Do not worry over how much weight you lose, but keep track anyways, because it feels good to see the pounds dropping once they start. Instead focus on how you feel, and how you perform. Those are the real measurments of athleticism. Not just bodyweight. If you are very sore, take a rest day the next day. No more than two rest days in a row should be used in a given week though, and even that's a bit much once you get going. You want to get your body used to a shortened recovery time. You'll need it. Drink lots of water before, and after workouts. Sip it sparingly during a workout though to aviod cramps.
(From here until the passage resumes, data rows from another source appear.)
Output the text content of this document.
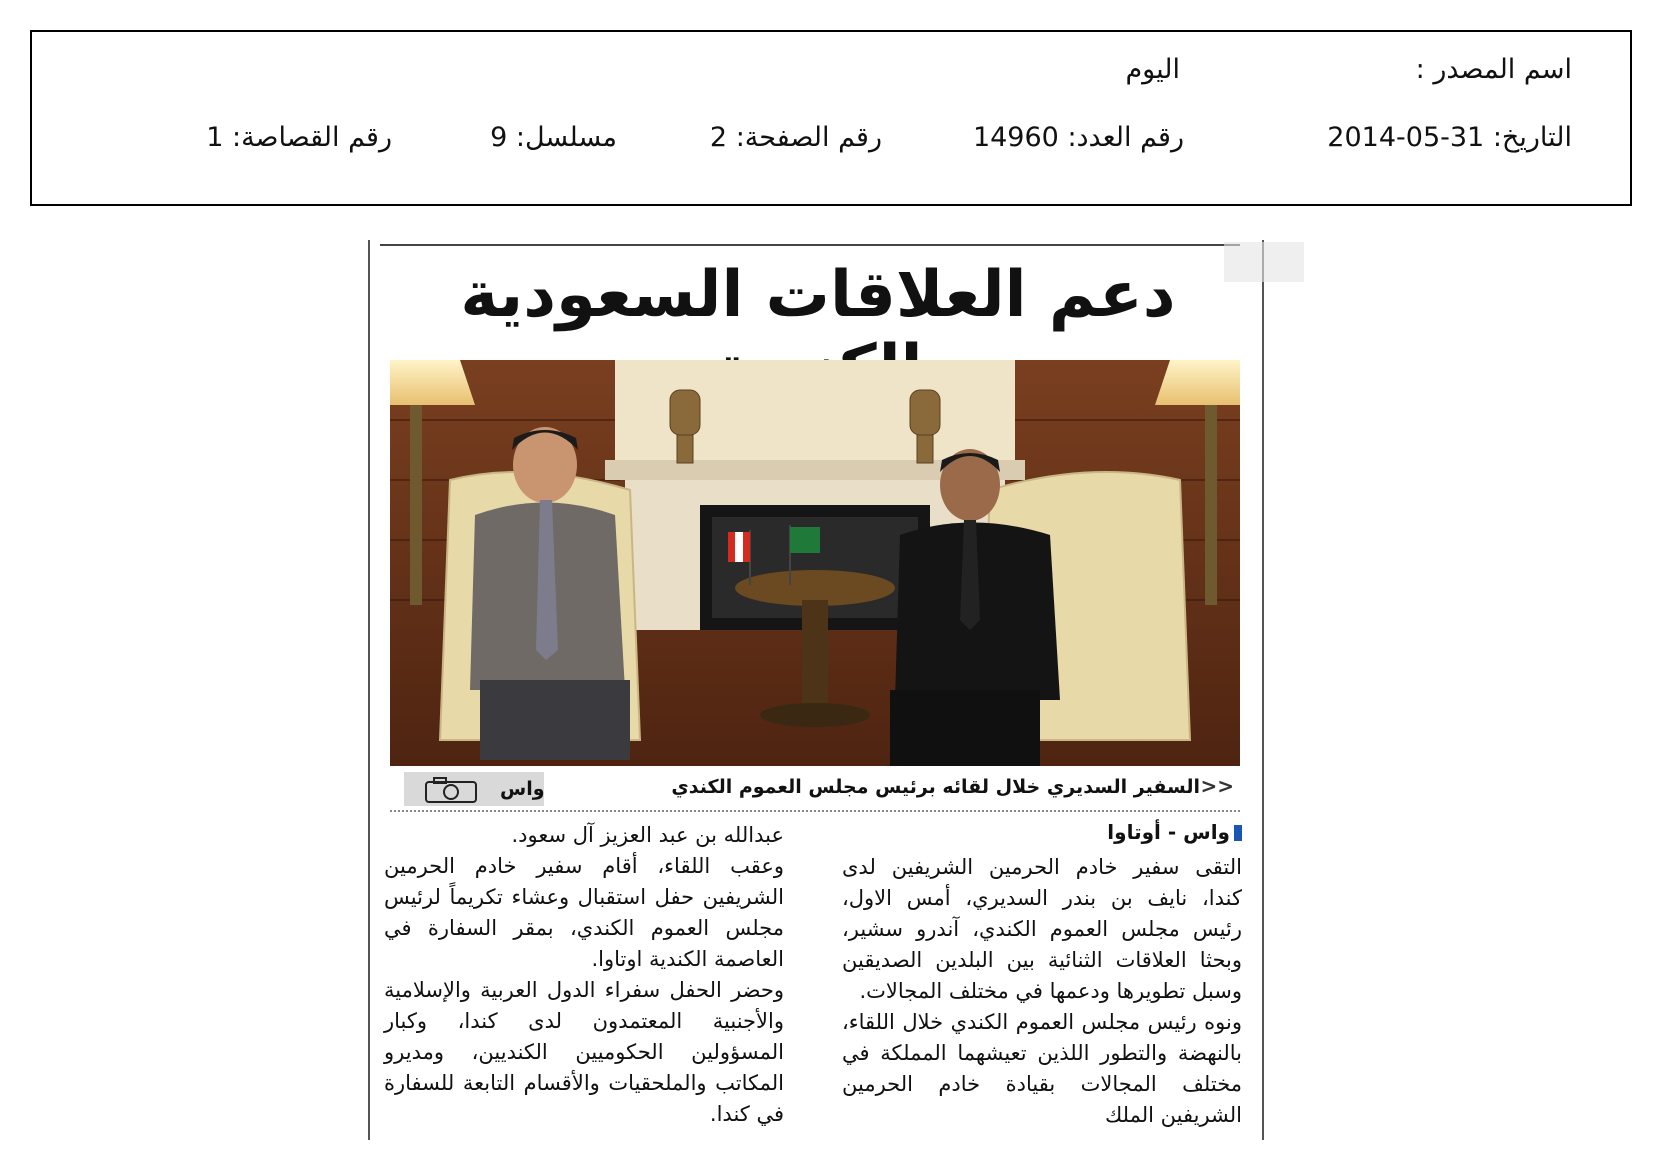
اسم المصدر :
اليوم
التاريخ: 31-05-2014
رقم العدد: 14960
رقم الصفحة: 2
مسلسل: 9
رقم القصاصة: 1
دعم العلاقات السعودية
<<
السفير السديري خلال لقائه برئيس مجلس العموم الكندي
واس
واس - أوتاوا

التقى سفير خادم الحرمين الشريفين لدى كندا، نايف بن بندر السديري، أمس الاول، رئيس مجلس العموم الكندي، آندرو سشير، وبحثا العلاقات الثنائية بين البلدين الصديقين وسبل تطويرها ودعمها في مختلف المجالات.

ونوه رئيس مجلس العموم الكندي خلال اللقاء، بالنهضة والتطور اللذين تعيشهما المملكة في مختلف المجالات بقيادة خادم الحرمين الشريفين الملك

عبدالله بن عبد العزيز آل سعود.

وعقب اللقاء، أقام سفير خادم الحرمين الشريفين حفل استقبال وعشاء تكريماً لرئيس مجلس العموم الكندي، بمقر السفارة في العاصمة الكندية اوتاوا.

وحضر الحفل سفراء الدول العربية والإسلامية والأجنبية المعتمدون لدى كندا، وكبار المسؤولين الحكوميين الكنديين، ومديرو المكاتب والملحقيات والأقسام التابعة للسفارة في كندا.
Cramps suck. Just stay tough, be relentless in your drive, and give it your all. Eat better, and work harder all the time. You must always challenge yourself if you intend to get better. Trust me, you will see results very quickly. Good luck to the beginners. You have set foot onto a long and difficult path. But it is a path that can make help you reach your athletic best. Become a whole different animal. Become a mighty Bear!